Quote from: MysT_DooM on April 26, 2012, 06:43:32 PM
i'm down if its bnet2.0.
Also the only reason blizz came knocking on rob's door was because he was posting the info in public domain.
What's the difference between posting in public domain and just open source? I know the difference from a licensing standpoint, but why would Blizzard be any less pissed? Regardless, as far as I know, if he's doing it for educational value it's totally fine. I can say that I've learned a lot from the first generation of bots.
I don't remember him explicitly writing that the info was for educational purposes. Most of the information released was through posts through a public forum like this. Also, but not 100% sure but pretty sure, that the site was on US servers, which doesn't help much either.
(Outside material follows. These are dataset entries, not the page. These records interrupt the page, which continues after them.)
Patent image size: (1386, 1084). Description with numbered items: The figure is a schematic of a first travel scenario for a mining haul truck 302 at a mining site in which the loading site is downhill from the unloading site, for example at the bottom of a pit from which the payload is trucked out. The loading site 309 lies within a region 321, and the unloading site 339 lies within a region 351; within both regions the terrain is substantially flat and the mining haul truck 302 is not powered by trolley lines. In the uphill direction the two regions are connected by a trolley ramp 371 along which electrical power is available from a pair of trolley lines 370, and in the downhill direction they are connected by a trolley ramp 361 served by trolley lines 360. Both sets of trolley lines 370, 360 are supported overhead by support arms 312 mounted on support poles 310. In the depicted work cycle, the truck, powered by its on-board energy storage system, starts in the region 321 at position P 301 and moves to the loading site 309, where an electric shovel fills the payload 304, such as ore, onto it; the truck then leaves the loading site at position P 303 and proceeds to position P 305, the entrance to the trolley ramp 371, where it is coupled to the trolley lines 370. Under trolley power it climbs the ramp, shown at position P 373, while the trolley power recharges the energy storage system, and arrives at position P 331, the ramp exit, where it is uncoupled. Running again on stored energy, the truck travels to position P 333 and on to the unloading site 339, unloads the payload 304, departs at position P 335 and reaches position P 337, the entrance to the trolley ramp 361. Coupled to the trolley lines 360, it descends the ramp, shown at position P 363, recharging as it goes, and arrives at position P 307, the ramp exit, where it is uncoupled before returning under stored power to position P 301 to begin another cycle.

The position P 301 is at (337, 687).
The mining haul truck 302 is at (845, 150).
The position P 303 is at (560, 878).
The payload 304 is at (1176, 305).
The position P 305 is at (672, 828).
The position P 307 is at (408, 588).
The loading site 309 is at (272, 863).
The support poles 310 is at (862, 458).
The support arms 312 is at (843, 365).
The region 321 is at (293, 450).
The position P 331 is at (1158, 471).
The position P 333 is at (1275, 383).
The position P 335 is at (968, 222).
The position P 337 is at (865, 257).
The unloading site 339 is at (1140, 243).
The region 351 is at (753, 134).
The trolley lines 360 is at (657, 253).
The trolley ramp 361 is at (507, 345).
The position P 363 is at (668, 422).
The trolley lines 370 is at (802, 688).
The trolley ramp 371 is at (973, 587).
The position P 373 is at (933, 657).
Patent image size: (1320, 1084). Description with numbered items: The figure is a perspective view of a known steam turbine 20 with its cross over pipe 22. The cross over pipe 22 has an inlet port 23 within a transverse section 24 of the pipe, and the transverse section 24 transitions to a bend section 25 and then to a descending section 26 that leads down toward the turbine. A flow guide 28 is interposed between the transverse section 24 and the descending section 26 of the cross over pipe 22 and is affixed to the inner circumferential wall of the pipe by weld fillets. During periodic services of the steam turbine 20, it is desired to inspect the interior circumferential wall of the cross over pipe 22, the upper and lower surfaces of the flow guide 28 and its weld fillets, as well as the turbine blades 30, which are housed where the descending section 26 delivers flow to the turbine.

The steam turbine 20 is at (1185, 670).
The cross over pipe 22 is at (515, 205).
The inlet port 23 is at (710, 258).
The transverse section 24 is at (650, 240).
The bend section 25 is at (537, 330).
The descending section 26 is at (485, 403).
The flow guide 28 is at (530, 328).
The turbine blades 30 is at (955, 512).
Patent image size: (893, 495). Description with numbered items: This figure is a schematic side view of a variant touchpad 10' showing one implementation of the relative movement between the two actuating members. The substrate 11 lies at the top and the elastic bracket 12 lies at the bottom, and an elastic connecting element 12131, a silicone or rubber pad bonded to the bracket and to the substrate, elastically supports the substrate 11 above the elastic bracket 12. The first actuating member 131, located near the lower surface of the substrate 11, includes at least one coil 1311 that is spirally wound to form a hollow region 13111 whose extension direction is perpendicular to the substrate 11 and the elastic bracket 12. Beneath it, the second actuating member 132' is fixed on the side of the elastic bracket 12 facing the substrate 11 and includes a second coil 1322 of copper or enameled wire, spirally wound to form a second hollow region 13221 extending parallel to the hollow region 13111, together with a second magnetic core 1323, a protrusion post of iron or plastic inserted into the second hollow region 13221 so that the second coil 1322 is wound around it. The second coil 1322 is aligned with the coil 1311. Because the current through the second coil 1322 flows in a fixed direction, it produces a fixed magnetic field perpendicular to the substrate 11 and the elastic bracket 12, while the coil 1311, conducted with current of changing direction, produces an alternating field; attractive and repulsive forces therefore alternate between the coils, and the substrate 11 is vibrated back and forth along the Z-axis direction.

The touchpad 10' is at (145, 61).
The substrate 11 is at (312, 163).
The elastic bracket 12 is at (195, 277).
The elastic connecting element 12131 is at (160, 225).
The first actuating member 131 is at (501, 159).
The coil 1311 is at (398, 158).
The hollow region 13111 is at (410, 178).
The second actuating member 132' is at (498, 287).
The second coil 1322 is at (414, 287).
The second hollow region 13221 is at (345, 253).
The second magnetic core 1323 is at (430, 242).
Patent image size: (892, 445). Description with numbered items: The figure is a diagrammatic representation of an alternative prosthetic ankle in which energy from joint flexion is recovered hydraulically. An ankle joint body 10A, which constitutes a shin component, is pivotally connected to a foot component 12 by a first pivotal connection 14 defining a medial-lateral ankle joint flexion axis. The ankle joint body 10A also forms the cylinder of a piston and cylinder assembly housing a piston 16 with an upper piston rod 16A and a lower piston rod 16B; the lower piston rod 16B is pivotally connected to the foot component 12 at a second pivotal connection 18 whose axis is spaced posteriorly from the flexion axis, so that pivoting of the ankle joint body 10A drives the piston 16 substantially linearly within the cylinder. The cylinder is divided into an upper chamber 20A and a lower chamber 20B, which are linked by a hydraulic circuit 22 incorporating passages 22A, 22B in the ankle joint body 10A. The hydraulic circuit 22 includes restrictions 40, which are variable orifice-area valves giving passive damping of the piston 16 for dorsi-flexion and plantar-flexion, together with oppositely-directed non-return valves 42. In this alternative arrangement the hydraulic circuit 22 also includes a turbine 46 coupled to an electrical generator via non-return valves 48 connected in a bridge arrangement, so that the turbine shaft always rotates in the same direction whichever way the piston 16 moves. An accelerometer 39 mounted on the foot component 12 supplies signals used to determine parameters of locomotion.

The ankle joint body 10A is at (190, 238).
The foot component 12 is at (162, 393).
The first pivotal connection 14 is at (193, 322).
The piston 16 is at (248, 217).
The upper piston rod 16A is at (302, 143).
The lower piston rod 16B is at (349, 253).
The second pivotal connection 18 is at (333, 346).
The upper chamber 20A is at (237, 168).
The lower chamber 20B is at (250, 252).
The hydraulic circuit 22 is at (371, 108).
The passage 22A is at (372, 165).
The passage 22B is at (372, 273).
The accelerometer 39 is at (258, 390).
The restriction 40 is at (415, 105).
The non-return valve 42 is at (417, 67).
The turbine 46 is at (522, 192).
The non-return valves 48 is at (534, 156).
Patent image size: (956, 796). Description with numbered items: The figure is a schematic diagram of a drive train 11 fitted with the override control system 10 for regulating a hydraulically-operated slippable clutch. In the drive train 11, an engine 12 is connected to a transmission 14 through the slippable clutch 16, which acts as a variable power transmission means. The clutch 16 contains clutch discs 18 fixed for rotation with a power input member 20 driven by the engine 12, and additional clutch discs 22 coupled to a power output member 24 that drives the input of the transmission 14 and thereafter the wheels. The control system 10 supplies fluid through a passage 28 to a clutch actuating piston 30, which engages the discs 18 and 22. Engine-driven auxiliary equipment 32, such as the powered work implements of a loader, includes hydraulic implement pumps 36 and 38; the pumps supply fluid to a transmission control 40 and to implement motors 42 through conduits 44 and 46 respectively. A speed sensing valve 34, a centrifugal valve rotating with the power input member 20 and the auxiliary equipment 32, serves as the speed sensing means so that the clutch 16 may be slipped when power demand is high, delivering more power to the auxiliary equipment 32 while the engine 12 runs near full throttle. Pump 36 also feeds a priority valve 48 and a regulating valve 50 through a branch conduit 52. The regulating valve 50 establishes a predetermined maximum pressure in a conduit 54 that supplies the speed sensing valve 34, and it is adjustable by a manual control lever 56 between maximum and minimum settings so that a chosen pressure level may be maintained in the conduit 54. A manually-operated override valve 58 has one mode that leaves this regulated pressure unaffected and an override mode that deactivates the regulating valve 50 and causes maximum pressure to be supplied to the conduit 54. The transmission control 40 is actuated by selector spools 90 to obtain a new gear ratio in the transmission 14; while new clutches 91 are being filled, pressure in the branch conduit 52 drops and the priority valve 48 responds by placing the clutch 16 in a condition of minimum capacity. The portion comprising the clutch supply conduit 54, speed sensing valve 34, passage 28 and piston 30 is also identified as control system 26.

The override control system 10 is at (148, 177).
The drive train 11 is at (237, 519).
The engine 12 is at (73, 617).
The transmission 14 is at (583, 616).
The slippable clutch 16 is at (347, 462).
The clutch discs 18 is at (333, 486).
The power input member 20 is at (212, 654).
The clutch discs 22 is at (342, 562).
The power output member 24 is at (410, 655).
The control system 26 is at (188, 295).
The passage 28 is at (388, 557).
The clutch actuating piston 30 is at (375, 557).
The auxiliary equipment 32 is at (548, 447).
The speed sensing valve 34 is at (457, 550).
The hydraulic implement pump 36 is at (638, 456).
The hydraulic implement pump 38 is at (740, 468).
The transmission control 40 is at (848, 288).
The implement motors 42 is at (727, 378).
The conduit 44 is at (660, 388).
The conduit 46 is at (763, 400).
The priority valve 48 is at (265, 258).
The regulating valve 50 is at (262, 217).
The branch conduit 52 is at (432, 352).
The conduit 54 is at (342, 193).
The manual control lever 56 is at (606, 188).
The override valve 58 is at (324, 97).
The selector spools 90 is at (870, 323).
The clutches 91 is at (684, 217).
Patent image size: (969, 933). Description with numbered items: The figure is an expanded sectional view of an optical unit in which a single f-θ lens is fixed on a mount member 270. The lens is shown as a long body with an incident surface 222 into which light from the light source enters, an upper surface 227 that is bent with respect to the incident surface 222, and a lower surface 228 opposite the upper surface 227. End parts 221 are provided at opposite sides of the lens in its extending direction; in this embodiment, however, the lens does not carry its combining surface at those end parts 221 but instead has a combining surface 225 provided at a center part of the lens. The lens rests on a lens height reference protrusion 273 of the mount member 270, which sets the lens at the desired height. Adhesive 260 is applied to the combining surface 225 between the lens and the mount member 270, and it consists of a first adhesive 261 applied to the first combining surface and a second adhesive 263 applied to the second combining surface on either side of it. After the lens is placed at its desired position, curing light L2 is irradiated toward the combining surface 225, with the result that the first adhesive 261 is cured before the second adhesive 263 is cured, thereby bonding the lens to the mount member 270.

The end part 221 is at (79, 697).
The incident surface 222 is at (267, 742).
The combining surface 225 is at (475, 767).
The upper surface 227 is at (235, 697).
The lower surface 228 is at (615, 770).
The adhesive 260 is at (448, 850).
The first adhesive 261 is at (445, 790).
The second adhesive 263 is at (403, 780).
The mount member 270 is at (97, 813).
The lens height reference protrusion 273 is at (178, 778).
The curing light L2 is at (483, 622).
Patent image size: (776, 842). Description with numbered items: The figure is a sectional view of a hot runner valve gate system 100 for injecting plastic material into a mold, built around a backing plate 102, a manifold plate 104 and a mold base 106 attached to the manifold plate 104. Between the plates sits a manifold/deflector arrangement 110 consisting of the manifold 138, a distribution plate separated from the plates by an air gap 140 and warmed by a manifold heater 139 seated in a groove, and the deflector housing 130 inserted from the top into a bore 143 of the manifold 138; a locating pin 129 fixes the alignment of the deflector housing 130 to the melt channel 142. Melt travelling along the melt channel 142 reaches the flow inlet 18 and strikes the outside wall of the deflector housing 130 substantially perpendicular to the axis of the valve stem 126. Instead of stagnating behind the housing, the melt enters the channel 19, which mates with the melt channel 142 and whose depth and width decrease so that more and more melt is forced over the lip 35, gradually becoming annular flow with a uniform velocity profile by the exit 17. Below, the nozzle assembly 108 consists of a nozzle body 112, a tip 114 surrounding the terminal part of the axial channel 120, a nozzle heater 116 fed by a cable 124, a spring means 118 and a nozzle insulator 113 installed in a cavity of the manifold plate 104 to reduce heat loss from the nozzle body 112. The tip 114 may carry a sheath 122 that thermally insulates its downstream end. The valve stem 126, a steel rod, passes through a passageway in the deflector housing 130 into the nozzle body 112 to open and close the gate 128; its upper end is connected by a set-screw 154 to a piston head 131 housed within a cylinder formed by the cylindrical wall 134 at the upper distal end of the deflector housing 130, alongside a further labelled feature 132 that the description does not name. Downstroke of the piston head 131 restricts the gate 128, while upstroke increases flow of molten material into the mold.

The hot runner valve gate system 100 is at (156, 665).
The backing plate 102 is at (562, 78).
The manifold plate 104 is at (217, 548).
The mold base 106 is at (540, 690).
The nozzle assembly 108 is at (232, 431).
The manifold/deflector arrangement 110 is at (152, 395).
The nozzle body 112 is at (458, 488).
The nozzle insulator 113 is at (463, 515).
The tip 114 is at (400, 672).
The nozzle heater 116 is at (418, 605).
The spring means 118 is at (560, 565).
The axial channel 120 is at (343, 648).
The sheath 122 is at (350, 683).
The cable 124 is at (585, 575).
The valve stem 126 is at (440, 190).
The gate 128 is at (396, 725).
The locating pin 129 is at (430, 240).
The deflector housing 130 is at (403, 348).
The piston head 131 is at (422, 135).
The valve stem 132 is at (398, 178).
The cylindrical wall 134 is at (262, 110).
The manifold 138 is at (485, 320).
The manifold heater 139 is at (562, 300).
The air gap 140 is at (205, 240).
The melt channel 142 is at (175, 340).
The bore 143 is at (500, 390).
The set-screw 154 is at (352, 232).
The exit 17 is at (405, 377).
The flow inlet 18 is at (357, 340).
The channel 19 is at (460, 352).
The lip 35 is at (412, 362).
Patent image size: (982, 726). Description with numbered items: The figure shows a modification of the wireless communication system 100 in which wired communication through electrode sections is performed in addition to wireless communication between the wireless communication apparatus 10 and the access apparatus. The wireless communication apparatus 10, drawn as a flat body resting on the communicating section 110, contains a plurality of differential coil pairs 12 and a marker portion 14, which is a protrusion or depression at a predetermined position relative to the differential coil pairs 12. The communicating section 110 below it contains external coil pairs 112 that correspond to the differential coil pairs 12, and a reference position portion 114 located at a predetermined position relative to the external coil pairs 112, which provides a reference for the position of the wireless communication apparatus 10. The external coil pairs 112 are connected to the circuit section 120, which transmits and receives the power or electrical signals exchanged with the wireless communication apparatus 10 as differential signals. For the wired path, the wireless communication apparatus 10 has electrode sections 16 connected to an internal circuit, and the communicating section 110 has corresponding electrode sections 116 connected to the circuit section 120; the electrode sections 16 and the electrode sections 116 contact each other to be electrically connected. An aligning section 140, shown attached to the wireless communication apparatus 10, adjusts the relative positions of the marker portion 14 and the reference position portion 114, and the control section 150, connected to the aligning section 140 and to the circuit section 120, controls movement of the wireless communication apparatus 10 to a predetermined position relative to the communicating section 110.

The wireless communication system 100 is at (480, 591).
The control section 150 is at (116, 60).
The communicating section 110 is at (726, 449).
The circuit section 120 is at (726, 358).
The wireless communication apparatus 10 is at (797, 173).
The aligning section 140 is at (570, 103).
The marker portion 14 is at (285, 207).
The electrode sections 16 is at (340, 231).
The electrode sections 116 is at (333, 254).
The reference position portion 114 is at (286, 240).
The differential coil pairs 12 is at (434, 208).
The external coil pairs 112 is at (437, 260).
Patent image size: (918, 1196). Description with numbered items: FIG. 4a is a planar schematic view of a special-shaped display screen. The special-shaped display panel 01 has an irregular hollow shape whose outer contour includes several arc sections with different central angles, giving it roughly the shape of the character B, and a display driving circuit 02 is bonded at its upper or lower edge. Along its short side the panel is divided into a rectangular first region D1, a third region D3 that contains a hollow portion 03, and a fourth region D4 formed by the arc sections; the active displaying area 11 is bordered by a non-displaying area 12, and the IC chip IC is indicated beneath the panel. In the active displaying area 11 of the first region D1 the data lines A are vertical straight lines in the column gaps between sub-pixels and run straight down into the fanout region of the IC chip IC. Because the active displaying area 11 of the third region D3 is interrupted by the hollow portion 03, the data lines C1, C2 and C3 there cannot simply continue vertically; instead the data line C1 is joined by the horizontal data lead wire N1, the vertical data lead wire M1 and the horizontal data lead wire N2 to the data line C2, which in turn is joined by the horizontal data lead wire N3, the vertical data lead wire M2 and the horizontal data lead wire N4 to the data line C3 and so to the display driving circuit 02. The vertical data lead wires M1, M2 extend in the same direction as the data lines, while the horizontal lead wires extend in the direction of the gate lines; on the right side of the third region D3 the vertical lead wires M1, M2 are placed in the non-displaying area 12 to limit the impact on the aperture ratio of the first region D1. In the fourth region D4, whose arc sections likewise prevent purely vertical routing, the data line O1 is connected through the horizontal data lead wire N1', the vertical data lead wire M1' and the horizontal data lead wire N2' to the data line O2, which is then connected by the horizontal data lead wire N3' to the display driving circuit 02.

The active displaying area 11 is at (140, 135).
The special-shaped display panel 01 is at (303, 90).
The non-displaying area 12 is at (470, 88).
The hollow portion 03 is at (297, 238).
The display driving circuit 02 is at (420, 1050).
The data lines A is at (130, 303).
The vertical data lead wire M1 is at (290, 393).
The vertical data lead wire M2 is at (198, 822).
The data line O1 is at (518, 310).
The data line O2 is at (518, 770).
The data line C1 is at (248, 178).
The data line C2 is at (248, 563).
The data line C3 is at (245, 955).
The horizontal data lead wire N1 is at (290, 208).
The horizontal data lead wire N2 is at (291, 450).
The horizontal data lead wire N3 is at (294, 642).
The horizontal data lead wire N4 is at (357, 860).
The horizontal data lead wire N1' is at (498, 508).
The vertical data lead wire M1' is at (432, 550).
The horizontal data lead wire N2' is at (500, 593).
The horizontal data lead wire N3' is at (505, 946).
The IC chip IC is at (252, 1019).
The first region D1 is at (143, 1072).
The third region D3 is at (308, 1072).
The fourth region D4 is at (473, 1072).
Now on the other hand with D3 reversing, they (dev's of main d3 server emulator) haven't received a C&D yet and they have explicitly written that it is all for educational use. (http://mooege.org). However they haven't posted actual documentation regarding the bnet2.0 auth like rob was doing, which is probably why.
But I really don't know what makes blizzard pissy without being part of their legal team. I can just speculate, but speculate quite well though.
I *never* posted public info about the B.net 2.0 auth. 'rob' is a different person than me altogether.
I did host a wiki about WoW authentication, but it was generally private, and I'm fairly certain that since WoW became a B.net 2.0 client, that the authentication is different. I may be wrong about that, though.
i was talking about the other rob, forgot your name is rob to 8)
I think we should invent a new chat protocol. Something more sophisticated than the aging IRC.
For now, I think OpenSim/SecondLife/etc have the edge. But I actually think the simulated 3D environment is bulky/slow and unnecessary.
EDIT:
Did I mention that, as a community that has developed chat clients/robots/servers, we're at the forefront of this type of technology. We are totally the type of people who could create and revolutionize new ways of chatting.